End the silly season
My unvarnished views on how Pakistan needs a fundamental change have made me a symbol of perennial threat to the country. A man who wants to discuss why Pakistan has the highest infant mortality rate in the world, 23 million out-of-school children, and low international rankings in virtually everything, except the size of its military and nuclear arsenal, is definitely dangerous.
Discussion of substantive issues detracts from Pakistan’s national narrative about external and internal threats and victim hood. It also takes away from the all-consuming sitcom. For my part, I have tried to assure the cricketer-turned-politician that I have never taken him seriously enough to get involved in the publication of his former wife’s memoirs.
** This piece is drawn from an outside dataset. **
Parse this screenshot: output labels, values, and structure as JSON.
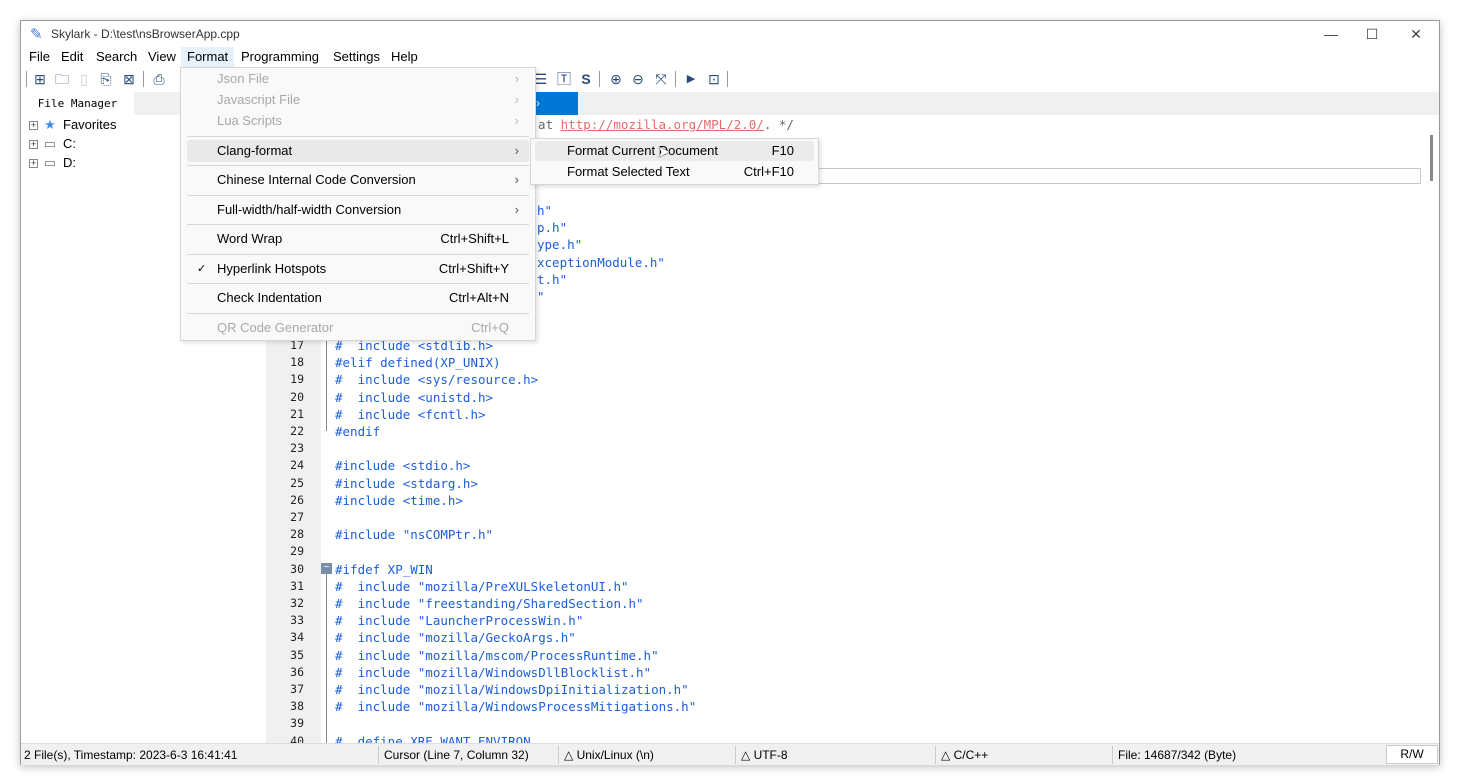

The unwanted attention from Pakistani TV viewers has done little to disrupt my life. But for the sake of the 200 million people of Pakistan, I want the silly season of conspiracy theories and comical television debates to end. Pakistan has serious problems, and is seen as a problem by many in the world. Its affairs should not resemble a television situational comedy.
Husain Haqqani, director for South and Central Asia at the Hudson Institute in Washington D.C., was Pakistan’s ambassador to the United States from 2008-11. His latest book is ‘Reimagining Pakistan’.